I sentieri di Cimbricus / L'oscena eta' dell'inconsistenza

Print

Lunedì 10 Gennaio 2022

 

          stampfl


Una età impossibile da comprendere, da rifiutare. E così viene una gran voglia di ricorrere ai classici che nel nostro caso sono racconti, abbozzi di racconti, di uno sport sparito e dei suoi attori. Un esempio?

Giorgio Cimbrico

Dove siamo finiti, come siamo finiti. Senza punto interrogativo. Da ieri, per andare a comprare un po’ di pane e focaccia, devo indossare una maschera a becco di pappagallo che ricorda quelle, imbevute di aceto o di profumo, dei medici del tempo della peste di “manzoniana memoria”. Il mantello non ce l’ho. Continuo a ricevere telefonate o messaggi di chi mi vuole vendere un nuovo rivoluzionario wi-fi.

Ho provato a spiegare che quello che ho mi basta e avanza (leggo The Guardian, do un’occhiata a quel che capita in atletica e rugby, scrivo e invio ai soliti indirizzi, ai soliti destinatari), ma loro incalzano e non si fanno impietosire né dalla mia età, che faccio presente come fosse uno scudo, una protezione, né dal mio linguaggio che per loro deve essere arcaico, estraneo.

Mi sto ritrovando nel protagonista di uno dei libri più interessanti che ho letto negli ultimi anni, “Aspettando i barbari” di M.J. Coetzee, sudafricano, premio Nobel nel 2003. Influenzato da “Il deserto dei tartari” di Dino Buzzati? Può darsi. Con la differenza che Drogo lascia la scena nel momento più atteso di un’esistenza intera mentre il magistrato di Coetzee, dopo aver subito sofferenze e persecuzioni da un potere implacabile e crudele – il rinvio è inevitabilmente al regime bianco dell’apartheid – ritrova nel finale qualche residua speranza, qualche regola per sopravvivere, per citare Richard Matheson, uno dei maestri della fiction sociale diventata realtà che corre sulla nostra pelle.


L’analisi sul potere prevede tempi lunghi ma raramente sbaglia. Pensate a Huxley, a Orwell, a Bradbury. E pensate anche alla libertà di espressione in un mondo pieno di beep: Kubrick scrisse un rosario di oscenità per il “benvenuto” del sergente istruttore alle reclute in “Full Metal Jacket” e Bertolucci apri la porta a un paio di bestemmie contadine in “Novecento”. Libertà e creatività sono legate, sono una cosa sola. Oggi sparite, l’una e l’altra.

E così mi è venuta una gran voglia di ricorrere ai “classici” che nel nostro, modesto caso sono racconti – o abbozzi di racconto – di uno sport sparito. Condenso in poche righe l’avventura di Franz Stampfl, maestro nella teoria e nella prassi dell’allenamento. (nella foto).

Stampfl nasce a Vienna nel ’13 – Gustav Klimt e Egon Schiele sono ancora vivi, ma per poco, così come l’Impero austroungarico K und K, Freud e Jung non sono ancora avversari, la guerra non è finita a Natale –, sua madre è una principessa russa, Caroline Yusupov. Franz studia arte, scia e lancia il giavellotto.

Quando arriva l’Anschluss, scappa in Inghilterra e studia alla Chelsea School of Art. Gli fanno presente che se non ha un’occupazione deve tornare in Austria: chiede aiuto e chi gli dà una mano è Harold Abrahams. Insegna educazione fisica e comincia a sperimentare nuovi metodi di allenamento.
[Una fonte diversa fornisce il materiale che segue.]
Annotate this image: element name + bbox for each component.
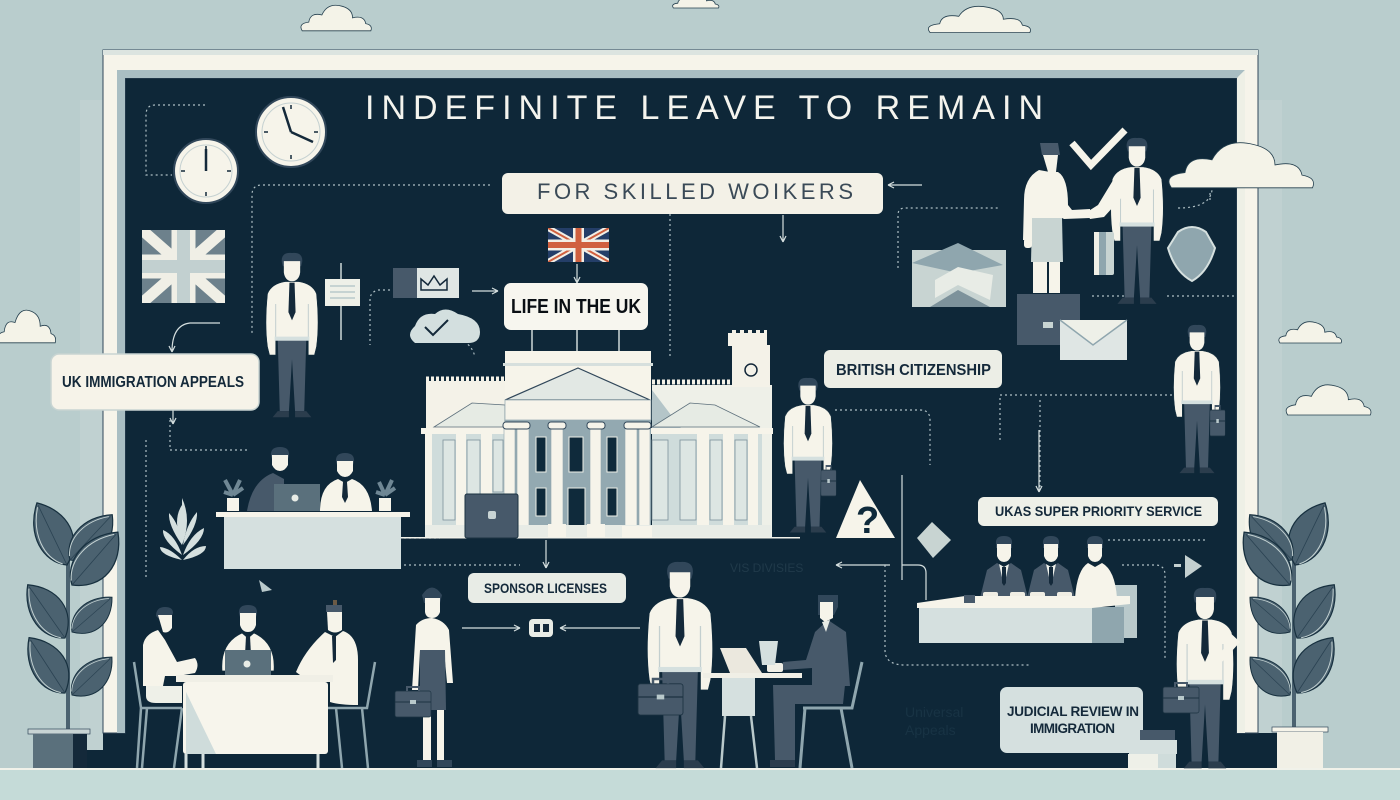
figure: seated man in suit xyxy=(767,595,850,767)
briefcase xyxy=(638,679,683,715)
chair xyxy=(800,662,862,768)
label: UKAS super priority service xyxy=(978,497,1218,526)
figure: man hand on hip xyxy=(1163,588,1240,768)
building xyxy=(400,330,800,538)
dashed connectors xyxy=(146,105,1235,665)
icon: warning triangle: ? xyxy=(856,500,879,542)
icon: wall clock large xyxy=(256,97,326,167)
label: judicial review in immigration: IMMIGRATION xyxy=(1030,721,1115,736)
icon: diamond badge xyxy=(917,522,951,558)
label: life in the UK: LIFE IN THE UK xyxy=(511,296,641,318)
safe box xyxy=(465,494,518,538)
roof supports xyxy=(532,330,619,351)
icon: two-way node xyxy=(529,619,553,637)
label: judicial review in immigration xyxy=(1000,687,1143,753)
plant left xyxy=(15,495,133,768)
icon: envelope xyxy=(1060,320,1127,360)
tabletop and body xyxy=(176,675,333,682)
label: UKAS super priority service: UKAS SUPER PRIORITY SERVICE xyxy=(995,503,1202,519)
wing windows xyxy=(443,440,747,520)
cornice xyxy=(421,428,505,434)
label: life in the UK xyxy=(504,283,648,330)
icon: stack of books xyxy=(1128,730,1177,768)
clouds xyxy=(0,0,1371,415)
solid connectors and arrows xyxy=(169,182,1042,631)
faint label: universal appeals: Universal xyxy=(905,704,963,720)
label: sponsor licenses xyxy=(468,573,626,603)
faint label: universal appeals xyxy=(905,704,963,738)
side wall strips xyxy=(80,100,1282,750)
icon: shield xyxy=(1168,227,1215,281)
label: UK immigration appeals xyxy=(51,354,259,410)
icon: cloud with tick xyxy=(410,310,480,343)
figure: man with case right side xyxy=(1174,325,1225,473)
worker in dark jacket xyxy=(247,447,289,511)
icon: wall clock small xyxy=(174,139,238,203)
worker centre xyxy=(222,605,274,671)
floor strip xyxy=(0,768,1400,800)
title: INDEFINITE LEAVE TO REMAIN xyxy=(365,89,1043,127)
window frame xyxy=(103,50,1258,733)
label: for skilled workers: FOR SKILLED WOIKERS xyxy=(537,179,853,204)
figure: woman xyxy=(1023,143,1090,293)
worker right xyxy=(296,600,358,705)
worker in shirt xyxy=(320,453,372,511)
faint label: universal appeals: Appeals xyxy=(905,722,956,738)
centre recess xyxy=(505,420,651,537)
icon: open envelope xyxy=(912,243,1006,307)
left wing xyxy=(426,381,506,538)
faint label: visa divisions: VIS DIVISIES xyxy=(730,561,803,575)
base xyxy=(425,525,771,538)
small plant left xyxy=(224,480,243,511)
label: UK immigration appeals: UK IMMIGRATION APPEALS xyxy=(62,374,244,391)
figure: standing man by flag xyxy=(266,253,318,417)
label: British citizenship: BRITISH CITIZENSHIP xyxy=(836,362,991,379)
icon: small fragment xyxy=(259,580,272,592)
team at table lower left xyxy=(134,600,375,768)
icon: warning triangle xyxy=(836,480,895,542)
right wing xyxy=(652,385,772,538)
desk xyxy=(216,512,410,517)
small plant right xyxy=(376,480,395,511)
handshake scene xyxy=(1023,130,1163,304)
figure: man with case beside building xyxy=(784,378,836,533)
meeting scene xyxy=(638,562,862,768)
icon: dark folder xyxy=(1017,294,1080,345)
icon: silver leaf sprig xyxy=(160,498,206,560)
laptop xyxy=(225,650,271,675)
icon: tick xyxy=(1072,130,1125,165)
dark board xyxy=(87,78,1280,768)
figure: standing man xyxy=(647,562,713,768)
centre windows and door xyxy=(536,437,617,534)
wing pediments xyxy=(434,403,505,427)
label: judicial review in immigration: JUDICIAL REVIEW IN xyxy=(1007,704,1139,719)
central block xyxy=(505,351,651,421)
chair back xyxy=(1115,585,1137,638)
worker left xyxy=(143,607,198,703)
columns xyxy=(504,428,650,528)
figure: man xyxy=(1111,138,1163,304)
table xyxy=(703,673,802,678)
icon: crown card xyxy=(393,268,459,298)
figure: woman with case xyxy=(395,588,453,767)
papers and cup xyxy=(720,648,762,673)
desk with two workers xyxy=(216,447,410,569)
icon: striped panel xyxy=(1094,232,1114,275)
label: for skilled workers xyxy=(502,173,883,214)
chairs xyxy=(134,662,182,768)
icon: colour union flag xyxy=(548,228,609,262)
label: British citizenship xyxy=(824,350,1002,388)
laptop xyxy=(274,484,320,511)
tower xyxy=(732,345,770,387)
icon: play arrow xyxy=(1174,555,1202,578)
plant right xyxy=(1229,495,1347,768)
panel desk with three officials xyxy=(917,536,1137,643)
icon: document on post xyxy=(325,263,360,340)
label: sponsor licenses: SPONSOR LICENSES xyxy=(484,580,607,596)
icon: grey union flag xyxy=(142,230,225,303)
Nel 1940, insieme ad altri 1200 tedeschi, austriaci e italiani residenti nel Regno Unito e internati, viene deportato in Canada. La nave su cui viaggia, la “Aradora”, viene silurata da uno U-boot. E’ tra gli 800 che si salvano. Lo riportano in Inghilterra e lo deportano ancora, questa volta in Australia, si sposa, riesce a tornare in Inghilterra, si offre come allenatore ma è uno straniero, un nemico. Riesce a collaborare con Cambridge e Oxford, allena Bannister e le “lepri” Chataway e Brasher, ma quando il muro dei 4’ cade non partecipa ai festeggiamenti. Sale sul primo treno per Londra ed evita di apparire.
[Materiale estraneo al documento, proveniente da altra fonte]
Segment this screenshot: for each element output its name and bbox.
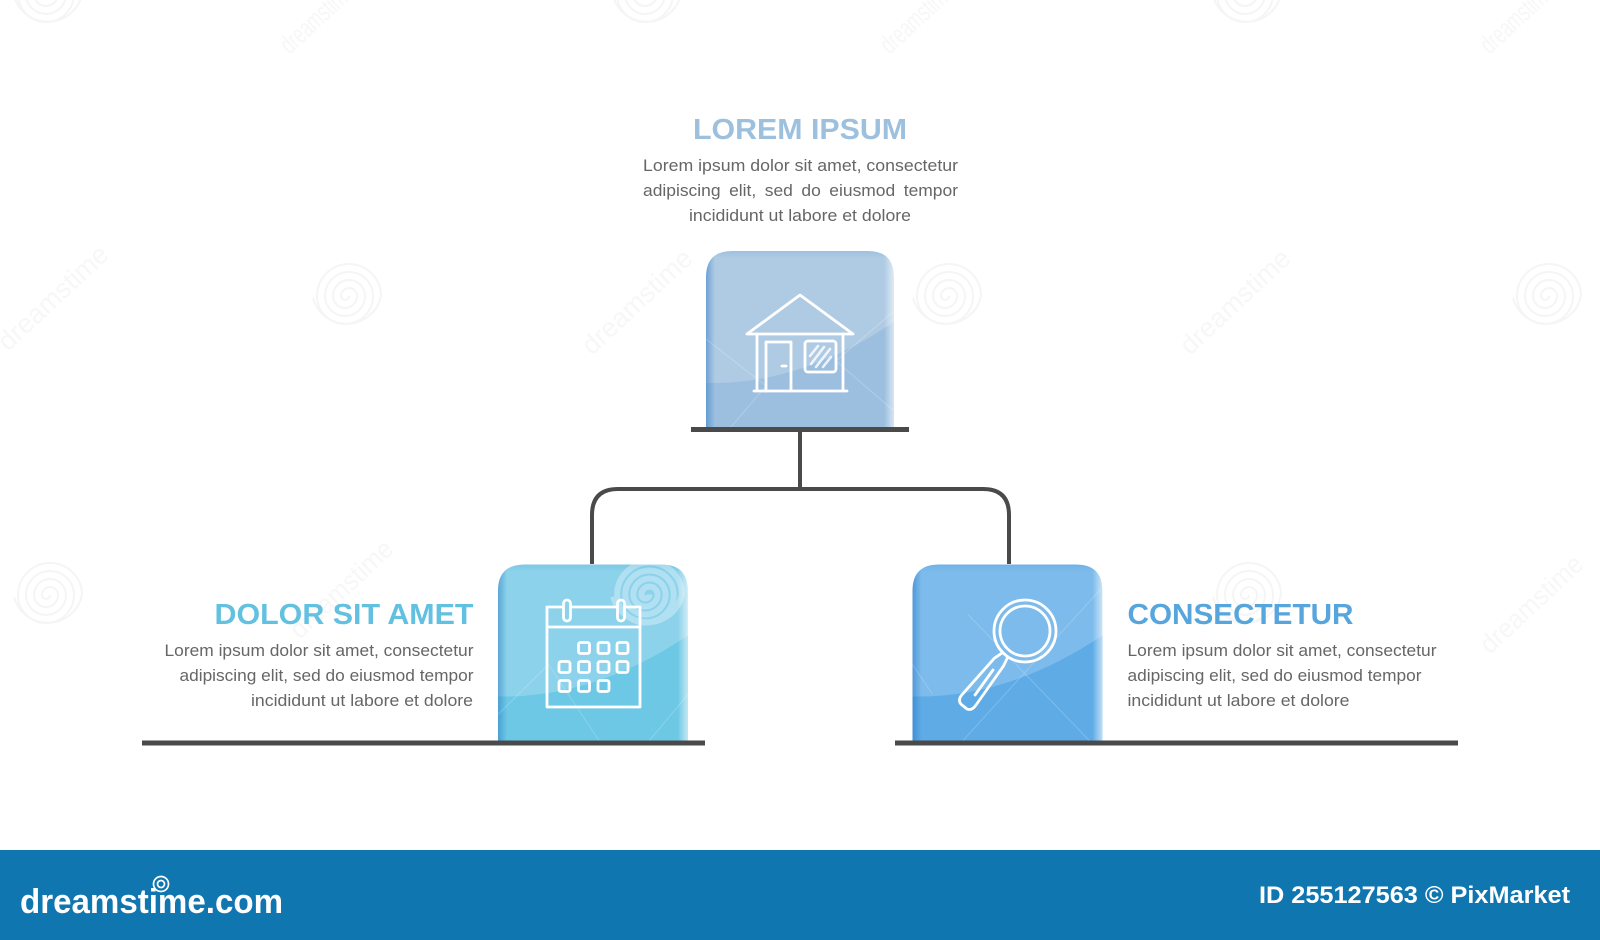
text block: dolor sit amet description: adipiscing elit, sed do eiusmod tempor	[180, 667, 474, 685]
text block: consectetur description: incididunt ut labore et dolore	[1128, 692, 1350, 710]
icon: calendar	[547, 600, 640, 707]
base bar	[142, 740, 705, 746]
logo text: dreamstime.com	[20, 883, 283, 921]
infographic: dreamstime	[1474, 549, 1589, 659]
text block: dolor sit amet description: incididunt ut labore et dolore	[251, 692, 473, 710]
infographic: dreamstime	[284, 534, 399, 644]
tile: house	[706, 251, 894, 427]
image id credit: ID 255127563 © PixMarket	[1259, 882, 1570, 909]
tile: magnifier	[912, 564, 1102, 740]
icon: magnifier	[959, 600, 1056, 710]
tile: calendar	[498, 562, 688, 740]
heading: dolor sit amet: DOLOR SIT AMET	[214, 599, 474, 631]
text block: consectetur description: adipiscing elit, sed do eiusmod tempor	[1128, 667, 1422, 685]
infographic: dreamstime	[1174, 243, 1296, 360]
base bar	[895, 740, 1458, 746]
icon: logo spiral	[154, 876, 168, 892]
connector lines	[592, 432, 1009, 564]
infographic: dreamstime	[576, 243, 698, 360]
text block: dolor sit amet description	[164, 642, 474, 710]
panel: dolor sit amet	[142, 562, 705, 746]
heading: lorem ipsum: LOREM IPSUM	[693, 114, 907, 146]
text block: lorem ipsum description: Lorem ipsum dolor sit amet, consectetur	[643, 157, 959, 175]
icon: house	[747, 295, 853, 391]
panel: consectetur	[895, 564, 1458, 746]
text block: lorem ipsum description: incididunt ut labore et dolore	[689, 207, 911, 225]
text block: consectetur description: Lorem ipsum dolor sit amet, consectetur	[1128, 642, 1437, 660]
text block: consectetur description	[1128, 642, 1437, 710]
text block: lorem ipsum description	[643, 157, 959, 225]
text block: lorem ipsum description: adipiscing elit, sed do eiusmod tempor	[643, 182, 959, 200]
heading: consectetur: CONSECTETUR	[1128, 599, 1354, 631]
panel: lorem ipsum	[643, 114, 959, 432]
base bar	[691, 427, 909, 432]
text block: dolor sit amet description: Lorem ipsum dolor sit amet, consectetur	[164, 642, 474, 660]
footer banner	[0, 850, 1600, 940]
Torna in Australia, lavora alla Melbourne University, trova Ralph Doubell, che ha cronici problemi al tendine d’Achille, lo recupera e a Messico, nel ‘68, lo porta alla medaglia d’oro e al record mondiale degli 800. Una vita piena. Una vita. Di tipi così, perse le tracce. Franz ha vissuto l’età dell’ansia, noi stiamo vivendo quella dell’inconsistenza.